Andy Mousalimas, co-owner of Kings X, agreed with NFL contentions that it was unfair to hold the trial in Los Angeles. "If the trial had been held in Oakland, it would have gone the other way, and that wouldn't have been fair, either," The Associated Press quoted him as saying.

If the NFL does get an antitrust exemption introduced on Capitol Hill, the measure will face considerable opposition.

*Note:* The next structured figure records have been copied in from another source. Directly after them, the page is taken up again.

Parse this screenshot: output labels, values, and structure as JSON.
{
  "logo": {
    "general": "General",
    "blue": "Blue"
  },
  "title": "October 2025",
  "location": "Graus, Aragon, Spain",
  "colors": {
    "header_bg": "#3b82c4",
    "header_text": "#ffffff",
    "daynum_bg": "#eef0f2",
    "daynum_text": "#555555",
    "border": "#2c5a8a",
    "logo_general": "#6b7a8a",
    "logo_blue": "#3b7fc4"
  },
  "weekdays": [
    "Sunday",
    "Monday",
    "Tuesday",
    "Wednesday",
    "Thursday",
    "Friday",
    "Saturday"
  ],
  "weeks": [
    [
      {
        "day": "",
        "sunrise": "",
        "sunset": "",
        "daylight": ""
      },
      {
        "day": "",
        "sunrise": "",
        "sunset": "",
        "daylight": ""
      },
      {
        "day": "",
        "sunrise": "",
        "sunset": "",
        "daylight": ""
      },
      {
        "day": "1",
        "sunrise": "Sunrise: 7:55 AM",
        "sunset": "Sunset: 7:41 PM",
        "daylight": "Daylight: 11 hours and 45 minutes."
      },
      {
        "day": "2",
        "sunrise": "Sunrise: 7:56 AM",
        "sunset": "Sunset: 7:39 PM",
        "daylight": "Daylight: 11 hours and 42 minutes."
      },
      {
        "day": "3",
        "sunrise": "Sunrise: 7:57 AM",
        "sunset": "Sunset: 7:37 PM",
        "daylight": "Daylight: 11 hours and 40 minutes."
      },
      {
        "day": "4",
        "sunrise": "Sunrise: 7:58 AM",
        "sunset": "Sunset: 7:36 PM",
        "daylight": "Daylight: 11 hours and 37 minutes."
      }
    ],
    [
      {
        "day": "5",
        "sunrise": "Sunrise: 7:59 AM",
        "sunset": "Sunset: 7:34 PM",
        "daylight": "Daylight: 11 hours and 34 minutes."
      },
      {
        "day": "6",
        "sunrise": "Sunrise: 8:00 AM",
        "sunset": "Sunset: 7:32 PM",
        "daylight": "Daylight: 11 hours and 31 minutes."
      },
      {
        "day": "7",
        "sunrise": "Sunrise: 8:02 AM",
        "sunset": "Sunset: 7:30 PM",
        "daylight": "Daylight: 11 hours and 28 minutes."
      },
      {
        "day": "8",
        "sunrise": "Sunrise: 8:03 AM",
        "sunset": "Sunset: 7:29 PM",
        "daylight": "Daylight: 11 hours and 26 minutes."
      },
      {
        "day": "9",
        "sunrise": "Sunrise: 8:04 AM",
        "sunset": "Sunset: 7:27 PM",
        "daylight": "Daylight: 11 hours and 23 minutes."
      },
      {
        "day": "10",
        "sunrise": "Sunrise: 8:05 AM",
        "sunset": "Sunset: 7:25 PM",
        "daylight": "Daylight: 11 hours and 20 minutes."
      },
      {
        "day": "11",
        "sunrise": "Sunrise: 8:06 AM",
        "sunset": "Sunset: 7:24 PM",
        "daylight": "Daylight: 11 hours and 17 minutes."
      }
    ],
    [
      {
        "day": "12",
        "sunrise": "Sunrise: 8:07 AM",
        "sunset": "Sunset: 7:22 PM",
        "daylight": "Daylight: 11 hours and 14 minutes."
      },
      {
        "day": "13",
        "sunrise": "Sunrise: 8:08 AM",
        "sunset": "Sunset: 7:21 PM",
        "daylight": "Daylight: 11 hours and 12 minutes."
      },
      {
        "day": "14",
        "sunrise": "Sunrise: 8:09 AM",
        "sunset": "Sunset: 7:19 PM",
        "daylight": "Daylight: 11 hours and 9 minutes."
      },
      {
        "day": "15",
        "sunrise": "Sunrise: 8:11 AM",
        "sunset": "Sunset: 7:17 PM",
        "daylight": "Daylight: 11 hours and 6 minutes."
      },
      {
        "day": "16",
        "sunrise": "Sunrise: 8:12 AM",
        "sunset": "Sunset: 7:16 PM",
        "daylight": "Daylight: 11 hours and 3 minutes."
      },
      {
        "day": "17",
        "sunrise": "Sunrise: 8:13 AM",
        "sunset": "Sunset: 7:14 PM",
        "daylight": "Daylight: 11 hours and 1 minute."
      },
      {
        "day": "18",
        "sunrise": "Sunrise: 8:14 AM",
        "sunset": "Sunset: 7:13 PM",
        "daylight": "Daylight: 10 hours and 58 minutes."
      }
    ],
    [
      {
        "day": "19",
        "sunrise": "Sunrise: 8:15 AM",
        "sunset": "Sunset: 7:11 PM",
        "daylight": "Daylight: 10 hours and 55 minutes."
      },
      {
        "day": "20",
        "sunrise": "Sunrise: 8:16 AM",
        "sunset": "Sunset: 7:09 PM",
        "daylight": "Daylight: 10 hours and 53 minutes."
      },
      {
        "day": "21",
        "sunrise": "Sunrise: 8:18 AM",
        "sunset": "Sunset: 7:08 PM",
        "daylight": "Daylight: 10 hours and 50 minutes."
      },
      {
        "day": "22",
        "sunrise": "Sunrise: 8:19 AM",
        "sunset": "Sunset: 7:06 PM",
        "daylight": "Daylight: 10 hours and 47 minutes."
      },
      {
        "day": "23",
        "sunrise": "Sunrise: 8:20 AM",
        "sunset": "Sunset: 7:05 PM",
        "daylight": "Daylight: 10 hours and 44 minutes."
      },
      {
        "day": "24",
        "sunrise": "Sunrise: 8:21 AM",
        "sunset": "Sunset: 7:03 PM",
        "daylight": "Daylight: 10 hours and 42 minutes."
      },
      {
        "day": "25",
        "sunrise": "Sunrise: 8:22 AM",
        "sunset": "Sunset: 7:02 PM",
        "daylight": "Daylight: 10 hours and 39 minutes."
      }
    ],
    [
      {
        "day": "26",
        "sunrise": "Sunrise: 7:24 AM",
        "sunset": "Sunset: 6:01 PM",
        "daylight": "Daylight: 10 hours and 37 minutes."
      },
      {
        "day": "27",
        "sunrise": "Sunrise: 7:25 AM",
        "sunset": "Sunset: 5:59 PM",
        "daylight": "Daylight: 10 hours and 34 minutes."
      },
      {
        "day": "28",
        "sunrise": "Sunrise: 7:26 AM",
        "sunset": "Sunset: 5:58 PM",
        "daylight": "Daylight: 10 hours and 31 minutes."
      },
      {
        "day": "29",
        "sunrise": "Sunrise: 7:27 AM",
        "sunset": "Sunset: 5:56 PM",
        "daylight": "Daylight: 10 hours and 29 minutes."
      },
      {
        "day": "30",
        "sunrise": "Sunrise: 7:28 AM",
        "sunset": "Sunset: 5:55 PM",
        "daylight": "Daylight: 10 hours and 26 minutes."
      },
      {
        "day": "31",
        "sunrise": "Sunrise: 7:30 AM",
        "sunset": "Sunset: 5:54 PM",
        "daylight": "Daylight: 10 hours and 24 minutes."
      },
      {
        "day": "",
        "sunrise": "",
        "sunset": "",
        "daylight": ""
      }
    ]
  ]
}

The NFL Players Association has lobbied heavily against any such measure, contending that an exemption from antitrust laws would make it impossible for players to sue the league over issues such as the draft, reserve rules and option clauses.

The measure would also have to survive in a climate in which some legislators are taking an increasingly close, and in some cases critical, look at the relationship between professional sports and antitrust laws.

The House Judiciary Committee's subcommittee on monopolies and commercial law has held several hearings on Seiberling's bill to ease relocation of professional sports franchises and lift baseball's antitrust exemption, and several members have been critical of arguments that sports need such an exemption to survive.

The relocation section in Seiberling's bill would prohibit a league from blocking relocation of any professional sports team to an area where there is a population of at least 2 million within a 75-mile radius. Were the measure in effect, it would permit relocation of the Raiders to Los Angeles.

Rozelle has argued repeatedly that the NFL owners are partners, not competitors, and that for antitrust purposes they should be treated as one organization, such as General Motors or McDonald's. That contention, as related to the Raiders' case, was rejected by Pregerson during the trial.